L’objectif de François de La Rochefoucauld et Jean de La Bruyère est de dresser une typologie, une liste de ce qu’il faut éviter. Seulement, pour s’en sortir, il faut aller de l’avant, mais tant Jean de La Bruyère que François de La Rochefoucauld sont tiraillés : ils constatent deux aspects, une contradiction, mais ne savent pas comment s’en sortir. Ce qu’on gagne d’un côté, on le perd de l’autre.

C’est ce constat fait au XVIIe siècle qui a bloqué par la suite la compréhension de la dialectique au XIXe siècle, permettant à Pierre-Joseph Proudhon et Jean Jaurès d’apparaître, avec leur style consistant à unir les contraires.

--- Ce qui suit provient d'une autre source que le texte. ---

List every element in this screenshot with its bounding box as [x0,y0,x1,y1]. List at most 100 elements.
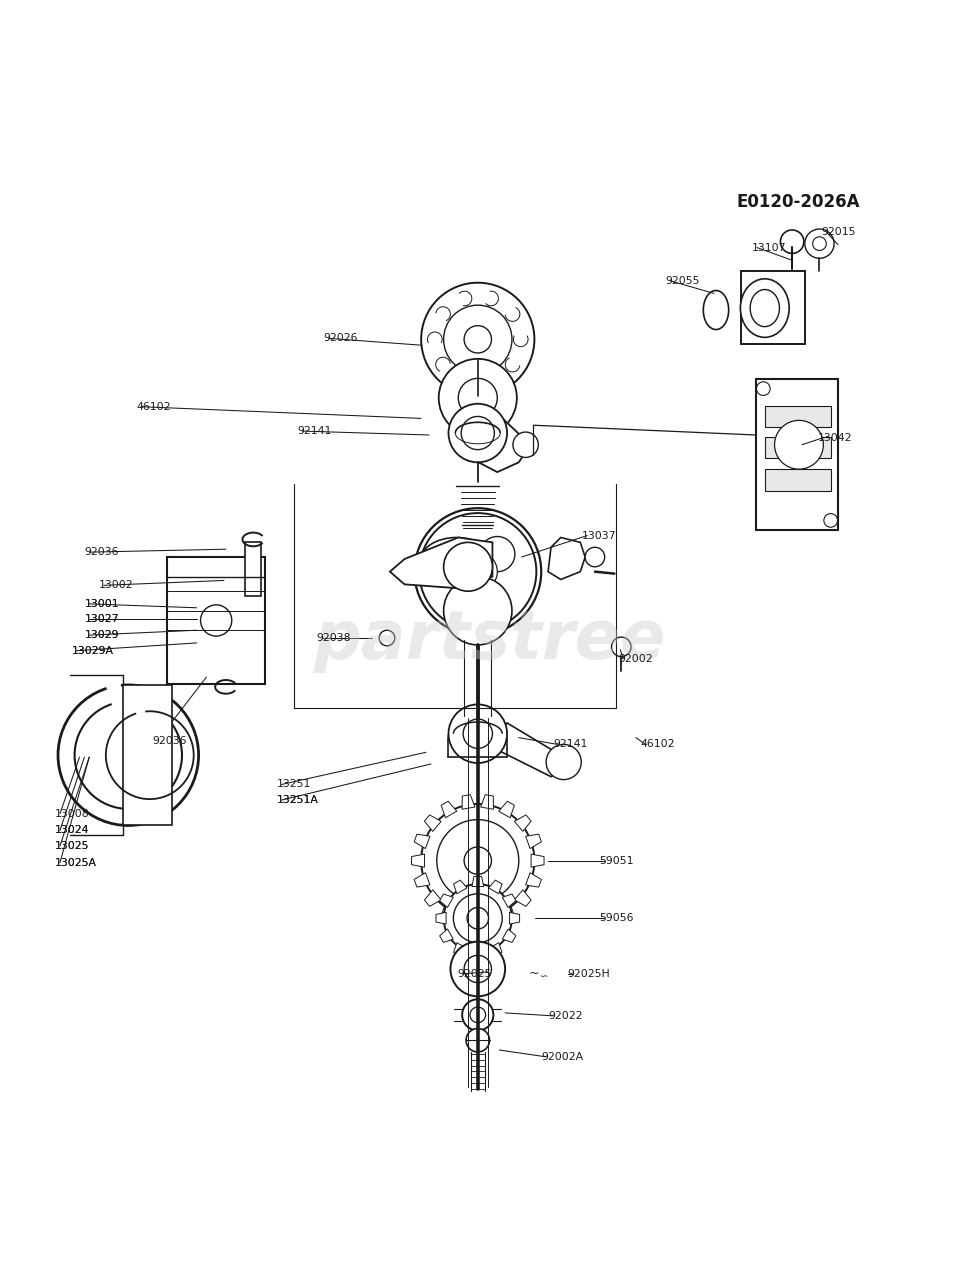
Circle shape [448,403,507,462]
Text: 13025: 13025 [55,841,90,851]
Polygon shape [525,873,541,887]
Text: 92036: 92036 [153,736,187,745]
Polygon shape [480,911,493,927]
Polygon shape [472,411,530,472]
Polygon shape [548,538,585,580]
Circle shape [466,1029,489,1052]
Circle shape [479,536,514,572]
Circle shape [458,379,497,417]
Text: 13251: 13251 [277,780,311,790]
Circle shape [611,637,631,657]
Polygon shape [471,950,483,960]
Circle shape [438,358,516,436]
Text: 92036: 92036 [84,547,118,557]
Polygon shape [435,913,446,924]
Circle shape [414,508,541,635]
Circle shape [512,433,538,457]
Circle shape [464,325,491,353]
Circle shape [585,548,604,567]
Text: 13029: 13029 [84,630,118,640]
Text: 92141: 92141 [553,740,587,750]
Bar [765,436,830,458]
Text: 13037: 13037 [582,530,616,540]
Text: 46102: 46102 [136,402,170,412]
Text: 13025A: 13025A [55,858,97,868]
Circle shape [200,605,232,636]
Text: 13008: 13008 [55,809,90,819]
Circle shape [453,893,502,942]
Text: partstree: partstree [313,607,665,673]
Text: 13001: 13001 [84,599,119,609]
Text: 13029: 13029 [84,630,118,640]
Polygon shape [525,835,541,849]
Circle shape [469,1007,485,1023]
Polygon shape [498,801,513,818]
Text: 13029A: 13029A [71,645,113,655]
Polygon shape [462,911,474,927]
Wedge shape [136,709,150,755]
Polygon shape [487,723,565,777]
Polygon shape [462,795,474,809]
Circle shape [462,1000,493,1030]
Circle shape [546,745,581,780]
Wedge shape [111,700,128,755]
Text: 13027: 13027 [84,614,118,625]
Circle shape [464,847,491,874]
Polygon shape [441,801,457,818]
Wedge shape [106,684,128,755]
Text: 92026: 92026 [323,333,358,343]
Polygon shape [389,538,492,589]
Bar [740,271,804,344]
Text: 13025: 13025 [55,841,90,851]
Circle shape [436,819,518,901]
Text: 92025: 92025 [457,969,491,979]
Text: 92025H: 92025H [567,969,609,979]
Bar [167,557,265,684]
Circle shape [464,955,491,983]
Polygon shape [453,881,467,893]
Circle shape [461,416,494,449]
Circle shape [823,513,836,527]
Polygon shape [509,913,519,924]
Bar [755,379,837,530]
Polygon shape [424,890,441,906]
Circle shape [443,305,511,374]
Polygon shape [513,890,531,906]
Ellipse shape [420,538,492,586]
Circle shape [443,543,492,591]
Circle shape [458,552,497,591]
Text: 46102: 46102 [641,740,675,750]
Ellipse shape [749,289,778,326]
Polygon shape [498,904,513,920]
Polygon shape [453,943,467,956]
Bar [765,406,830,428]
Polygon shape [424,815,441,832]
Bar [245,543,261,596]
Text: 59056: 59056 [599,913,633,923]
Circle shape [443,576,511,645]
Text: 92038: 92038 [317,634,351,643]
Polygon shape [471,877,483,887]
Text: E0120-2026A: E0120-2026A [736,193,860,211]
Text: 13025A: 13025A [55,858,97,868]
Text: 13029A: 13029A [71,645,113,655]
Polygon shape [411,854,424,867]
Text: 92055: 92055 [664,275,699,285]
Polygon shape [441,904,457,920]
Polygon shape [414,835,429,849]
Circle shape [774,420,822,470]
Text: 92141: 92141 [297,426,332,436]
Polygon shape [502,929,515,942]
Polygon shape [439,929,453,942]
Text: 92002: 92002 [618,654,652,663]
Polygon shape [480,795,493,809]
Circle shape [421,804,534,918]
Text: 13027: 13027 [84,614,118,625]
Circle shape [421,283,534,396]
Circle shape [460,721,495,755]
Circle shape [450,942,505,996]
Text: 13024: 13024 [55,826,90,836]
Text: 92022: 92022 [548,1011,582,1021]
Text: 13251A: 13251A [277,795,318,805]
Text: 13042: 13042 [817,433,851,443]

L’immense qualité de Jean de La Bruyère ainsi que de François de La Rochefoucauld n’a pas été comprise, elle a été d’une certaine manière poursuivie, avec la tentative d’unir les contraires, deux devenant un, dans l’esprit d’un constat se voulant critique productif.

Jean de La Bruyère

La formidable analyse était pourtant là, avec justement le renversement dialectique, par exemple quand François de La Rochefoucauld dit :

« La passion fait souvent un fou du plus habile homme, et rend souvent les plus sots habiles. »

Jean de La Bruyère constate pareillement l’existence de deux aspects :

« On ouvre un livre de dévotion, et il touche ; on en ouvre un autre qui est galant, et il fait son impression. Oserai-je dire que le cœur seul concilie les choses contraires, et admet les incompatibles ? »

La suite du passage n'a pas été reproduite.